Lorsque la dame est arrivée chez Bouffard-Carrier, ce dernier a rapidement exprimé sa frustration envers son ancienne conjointe de qui il est séparé depuis quatre ans et son envie de « l’éliminer » à l’aide d’un champignon mortel.

Propos enregistrés

« L’amie qui recueillait les confidences a eu l’idée d’enregistrer les propos de monsieur qui sont très explicites », a expliqué à la cour le poursuivant, Me Matthieu Rochette, avant de relater les propos tenus par l’homme.

Dans le cadre de ses confidences funestes, l’homme a mentionné qu’il allait moudre un champignon toxique, puis le dissimuler dans un thé qu’il ferait boire à son ancienne conjointe. 

« Ça va prendre 48 heures avant que ça fasse effet. Elle va avoir une diarrhée pis des vomissements intenses. Sept jours plus tard, les enfants vont être revenus chez nous et elle va fucking mourir », dit-il sur l’enregistrement saisi par les policiers. 

Des scénarios de tortures

Bouffard-Carrier a, par la suite, confié qu’il fantasmait sur des scénarios de tortures où il traitait son ex « comme une chienne ». 

« Une personne malsaine de même devrait être rabaissée au plus bas niveau et je n’aurai même pas honte, plus tard, de dire aux enfants : oui, c’est moi qui ai tué votre mère », a finalement ajouté l’homme.

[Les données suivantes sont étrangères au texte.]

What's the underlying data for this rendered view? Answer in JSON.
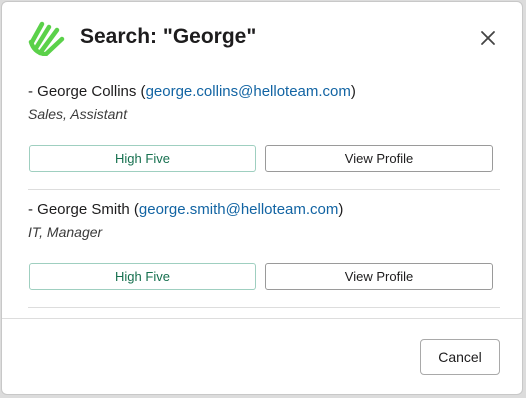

Après avoir hésité, l’amie a choisi de dénoncer la situation aux policiers qui ont procédé à l’arrestation de Bouffard-Carrier, un individu sans antécédents judiciaires.

Ils ont également prévenu l’ancienne conjointe qui a déclaré « avoir très peur pour sa sécurité ». « Elle dit de son ancien conjoint qu’il s’agit d’un homme méfiant et isolé ayant des problèmes d’agressivité », a ajouté le poursuivant.  

En raison du « cocktail homicidaire » devant lequel il s’est retrouvé, le juge Christian Boulet a conclu que la Couronne s’était déchargée de son fardeau, et il a refusé de remettre l’homme en liberté.